Robinson Crusoe Day
Robinson Crusoe is a book that was published on April 25th, 1719 by Daniel Defoe. It’s a story that supposedly based on the true-life events of Alexander Selkirk, a Scottish castaway who managed to survive for four years while on an island in the Pacific. Regardless of whether that is the case or not, this story is a tale of adventure that’s sure to delight the young and old alike.
That’s probably why someone decided to go ahead and create Robinson Crusoe Day. This is a holiday that’s observed annually on the 1st day of February and celebrates this fantastic tale of exploration and adventure.
The History Of Robinson Crusoe Day
In 1999, Chase’s Calendar of Events created Robinson Crusoe Day. The purpose behind this holiday was to honor Alexander Selkirk, the sailor who was reportedly stranded on a deserted island in the 18th century and is the inspiration for the book. On February 1st, 1709, Selkirk was rescued from the island after 4-years and was brought back to England.
As would be expected, the press at the time took a great interest in him being shipwrecked and an article was written up. It’s believed that this article would be the inspiration for Daniel Defoe’s three-part novel — a novel that was first published in 1719.

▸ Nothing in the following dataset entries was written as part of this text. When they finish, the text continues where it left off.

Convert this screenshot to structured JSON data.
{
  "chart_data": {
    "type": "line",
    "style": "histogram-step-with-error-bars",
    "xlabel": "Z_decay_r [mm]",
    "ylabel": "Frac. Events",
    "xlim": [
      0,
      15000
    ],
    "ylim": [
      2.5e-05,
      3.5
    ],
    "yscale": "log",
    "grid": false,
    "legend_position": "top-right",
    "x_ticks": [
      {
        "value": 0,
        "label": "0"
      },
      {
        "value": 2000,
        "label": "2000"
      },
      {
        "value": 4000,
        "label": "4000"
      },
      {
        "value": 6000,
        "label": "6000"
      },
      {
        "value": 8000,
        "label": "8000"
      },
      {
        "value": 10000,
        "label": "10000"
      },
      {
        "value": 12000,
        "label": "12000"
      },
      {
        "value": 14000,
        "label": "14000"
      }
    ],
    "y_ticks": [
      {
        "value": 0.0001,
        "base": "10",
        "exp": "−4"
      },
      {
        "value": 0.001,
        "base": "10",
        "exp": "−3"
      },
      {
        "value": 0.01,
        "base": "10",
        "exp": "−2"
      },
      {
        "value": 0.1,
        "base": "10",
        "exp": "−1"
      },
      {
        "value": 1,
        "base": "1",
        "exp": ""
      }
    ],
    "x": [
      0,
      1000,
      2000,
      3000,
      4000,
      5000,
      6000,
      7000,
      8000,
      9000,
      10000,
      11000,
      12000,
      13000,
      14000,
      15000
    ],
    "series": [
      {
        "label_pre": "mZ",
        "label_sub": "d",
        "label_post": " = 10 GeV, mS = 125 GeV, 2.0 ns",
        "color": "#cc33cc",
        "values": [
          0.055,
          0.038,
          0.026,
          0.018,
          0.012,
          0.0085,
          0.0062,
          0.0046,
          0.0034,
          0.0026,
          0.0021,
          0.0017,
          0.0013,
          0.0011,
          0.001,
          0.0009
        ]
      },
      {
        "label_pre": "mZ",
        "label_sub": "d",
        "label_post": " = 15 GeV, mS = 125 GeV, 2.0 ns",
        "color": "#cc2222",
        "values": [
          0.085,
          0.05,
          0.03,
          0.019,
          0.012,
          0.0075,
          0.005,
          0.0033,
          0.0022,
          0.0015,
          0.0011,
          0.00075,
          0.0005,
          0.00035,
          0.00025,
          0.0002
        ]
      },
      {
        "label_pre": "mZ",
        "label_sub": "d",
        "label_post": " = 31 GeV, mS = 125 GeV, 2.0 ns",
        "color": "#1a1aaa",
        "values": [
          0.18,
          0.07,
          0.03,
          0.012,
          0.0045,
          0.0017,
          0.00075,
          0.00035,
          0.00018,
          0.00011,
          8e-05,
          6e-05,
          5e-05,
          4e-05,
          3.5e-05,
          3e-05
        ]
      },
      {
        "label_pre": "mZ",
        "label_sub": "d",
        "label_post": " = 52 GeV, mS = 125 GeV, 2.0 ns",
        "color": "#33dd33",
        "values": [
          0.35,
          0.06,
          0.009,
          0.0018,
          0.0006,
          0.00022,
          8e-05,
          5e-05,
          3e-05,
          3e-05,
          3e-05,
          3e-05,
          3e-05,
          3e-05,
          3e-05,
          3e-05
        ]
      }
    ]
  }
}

Some Interesting Facts About Daniel Defoe
Since the entire purpose of this holiday is to celebrate the novel Robinson Crusoe Day we thought it would be fun to take a few moments to list some of the facts that we learned about its author, Daniel Defoe. We uncovered the following bounty of facts about Defoe while we were researching Robinson Crusoe Day. We hope that everyone finds them as informative as we did.
- His birth name was actually Daniel Foe.
- There are two sequels to Robinson Crusoe.
- Daniel Defoe was not only an author but he was also a trader, journalist and spy.
Observing Robinson Crusoe Day
On this holiday, people can take the time to read the book Robinson Crusoe or to watch one of the many television or movie adaptations of this novel. People can also spread the word about this holiday using the hashtag #RobinsonCrusoeDay on social media.